Baker is an opinion leader in the field of content (especially tech comm and the tools side of it) and I personally have found his ideas to be interesting and informative over the last few years, even if I did not agree with everything he said. Since this is right up my alley, I immediately bought the paper version of the book even though I usually wait for the ebook. (The ebook is now on Amazon, and it’s also on Safari Books Online if you subscribe to that.)

The intended audience for this book is a little uncertain. It does not say who it’s for, unlike EPPO. My opinion is that it would be good for information architects and doc tools people (“content engineers”) like me. A technical writer without a lot of interest in the subject might not find it very useful, unlike EPPO. But anyone with an interest in structured authoring could get something out of it.

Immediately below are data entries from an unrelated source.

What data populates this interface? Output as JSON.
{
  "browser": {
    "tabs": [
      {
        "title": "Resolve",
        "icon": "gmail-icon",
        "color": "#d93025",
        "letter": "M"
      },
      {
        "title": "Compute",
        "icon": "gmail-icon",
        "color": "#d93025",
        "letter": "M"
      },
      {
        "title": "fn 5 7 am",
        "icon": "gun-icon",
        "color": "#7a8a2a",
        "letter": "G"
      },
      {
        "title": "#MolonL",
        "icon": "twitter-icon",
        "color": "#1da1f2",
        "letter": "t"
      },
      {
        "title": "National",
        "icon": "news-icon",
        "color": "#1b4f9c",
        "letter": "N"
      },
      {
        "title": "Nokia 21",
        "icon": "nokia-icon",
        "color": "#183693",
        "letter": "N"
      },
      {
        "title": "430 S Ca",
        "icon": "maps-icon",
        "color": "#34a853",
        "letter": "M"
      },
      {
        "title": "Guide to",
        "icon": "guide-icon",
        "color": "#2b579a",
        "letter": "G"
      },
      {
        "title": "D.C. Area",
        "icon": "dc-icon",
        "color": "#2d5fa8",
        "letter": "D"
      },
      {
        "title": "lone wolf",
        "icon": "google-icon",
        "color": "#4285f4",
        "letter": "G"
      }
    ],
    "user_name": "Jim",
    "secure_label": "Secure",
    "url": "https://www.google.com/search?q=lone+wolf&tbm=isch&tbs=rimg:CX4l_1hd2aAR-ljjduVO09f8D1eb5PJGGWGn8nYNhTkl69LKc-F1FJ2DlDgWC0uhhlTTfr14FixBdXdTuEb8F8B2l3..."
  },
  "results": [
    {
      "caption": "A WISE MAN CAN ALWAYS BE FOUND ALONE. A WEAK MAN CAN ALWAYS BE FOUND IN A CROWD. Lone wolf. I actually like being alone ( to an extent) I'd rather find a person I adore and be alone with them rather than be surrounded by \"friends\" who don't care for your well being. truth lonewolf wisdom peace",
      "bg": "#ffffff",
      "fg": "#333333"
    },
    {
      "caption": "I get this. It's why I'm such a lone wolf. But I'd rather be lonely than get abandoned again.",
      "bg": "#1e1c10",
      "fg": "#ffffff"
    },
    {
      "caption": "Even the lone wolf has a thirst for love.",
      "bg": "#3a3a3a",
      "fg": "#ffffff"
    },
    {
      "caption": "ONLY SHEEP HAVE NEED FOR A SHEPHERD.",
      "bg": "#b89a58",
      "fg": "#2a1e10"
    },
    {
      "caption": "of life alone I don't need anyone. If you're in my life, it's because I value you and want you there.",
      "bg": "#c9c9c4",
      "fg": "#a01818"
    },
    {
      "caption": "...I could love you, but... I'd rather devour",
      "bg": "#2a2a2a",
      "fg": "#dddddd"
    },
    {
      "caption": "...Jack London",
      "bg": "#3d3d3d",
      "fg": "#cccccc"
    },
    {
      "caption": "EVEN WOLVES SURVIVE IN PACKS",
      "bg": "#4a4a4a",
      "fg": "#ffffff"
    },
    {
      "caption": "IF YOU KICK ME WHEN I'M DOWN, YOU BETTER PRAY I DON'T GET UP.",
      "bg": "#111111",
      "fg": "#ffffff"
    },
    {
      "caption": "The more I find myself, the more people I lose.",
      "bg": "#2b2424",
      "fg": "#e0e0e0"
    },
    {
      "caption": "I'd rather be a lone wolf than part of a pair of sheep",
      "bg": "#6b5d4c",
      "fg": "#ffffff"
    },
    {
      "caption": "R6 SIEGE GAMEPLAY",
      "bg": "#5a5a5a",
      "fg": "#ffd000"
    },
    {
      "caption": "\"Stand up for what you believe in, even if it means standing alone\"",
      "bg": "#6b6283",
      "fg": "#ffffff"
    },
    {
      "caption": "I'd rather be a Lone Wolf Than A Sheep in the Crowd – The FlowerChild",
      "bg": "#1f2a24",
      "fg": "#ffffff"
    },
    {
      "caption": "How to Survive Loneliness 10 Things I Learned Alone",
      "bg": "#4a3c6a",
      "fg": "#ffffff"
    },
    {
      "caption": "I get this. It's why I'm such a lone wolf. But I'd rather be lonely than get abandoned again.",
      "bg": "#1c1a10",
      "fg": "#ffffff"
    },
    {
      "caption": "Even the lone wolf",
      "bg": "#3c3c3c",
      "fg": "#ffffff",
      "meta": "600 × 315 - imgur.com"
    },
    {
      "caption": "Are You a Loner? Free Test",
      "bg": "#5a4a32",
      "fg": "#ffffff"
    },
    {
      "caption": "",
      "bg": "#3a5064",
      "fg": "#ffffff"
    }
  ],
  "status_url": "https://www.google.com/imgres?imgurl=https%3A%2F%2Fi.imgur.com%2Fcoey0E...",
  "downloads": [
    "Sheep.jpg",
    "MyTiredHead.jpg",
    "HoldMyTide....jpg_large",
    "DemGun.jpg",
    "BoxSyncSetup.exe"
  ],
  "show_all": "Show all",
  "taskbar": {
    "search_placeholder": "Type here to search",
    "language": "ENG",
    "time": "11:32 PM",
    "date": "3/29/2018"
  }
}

This is not a beginner’s book, and it’s not a tutorial on using structured authoring tools. It’s more like an extended treatise that gives you a framework for thinking about why and how to implement structured authoring. Baker is smart and experienced in this area and he goes about his job in an organized and thorough manner.

Benefits of Structure

I’m a proponent of structure in content. Structure makes content much easier to process programmatically, which makes the content much more flexible than it would be without the structure. Even simple structure like a bit of metadata at the beginning of a topic describing its subject category can make it a lot easier to do something with it.

Today, lots of different people consider structured content to be a good thing. I have heard the following groups talk about it:

  • Tech writers
  • Web developers
  • Other kinds of programmers (like Jeff Eaton)
  • Content strategists

These different groups often use entirely different tools and processes, and they may not even be aware of each other. To me this indicates there is wide value in structured content. By the way I have rarely heard marketing people talking about structure, even though they could use it also.

Baker covers these aspects of structure and adds something I had not really thought much about: rhetoric. He says rhetoric can be improved as a function of structured writing. He gives a lot of importance to maintaining the quality of rhetoric. His definition of rhetoric:

“…rhetoric is figuring out what to say and how to say it to persuade, inform, entertain, or enable the reader to act.”

I read Structured Writing with tech comm content in mind because that’s where I do most of my work, and so his use of the word rhetoric is odd to me. I don’t hear people calling user guides rhetoric. But he includes “to inform” and “enable to act” in his definition, so I can work with that for my purposes. And the book is written generically enough to be useful for marketing and other types of content.

Baker thinks quality rhetoric is a business asset, and this is one of those things that nearly everyone would profess to agree with. But it seems that the quality of the rhetoric almost always takes a back seat to things like saving visible money. This is probably because it’s easy to quantify that you saved some money by implementing process XYZ or tool ABC. The effects of good rhetoric are not as easy to quantify. You will have to come up with your own measurement of the benefits of good rhetoric.

This book provides a lot of raw material for constructing your ROI arguments. Baker does not provide any easy spreadsheet method for justifying a focus on the subject domain on a content project, acknowledging that it is a complex calculation. But the book makes an extended, sensible argument for just that.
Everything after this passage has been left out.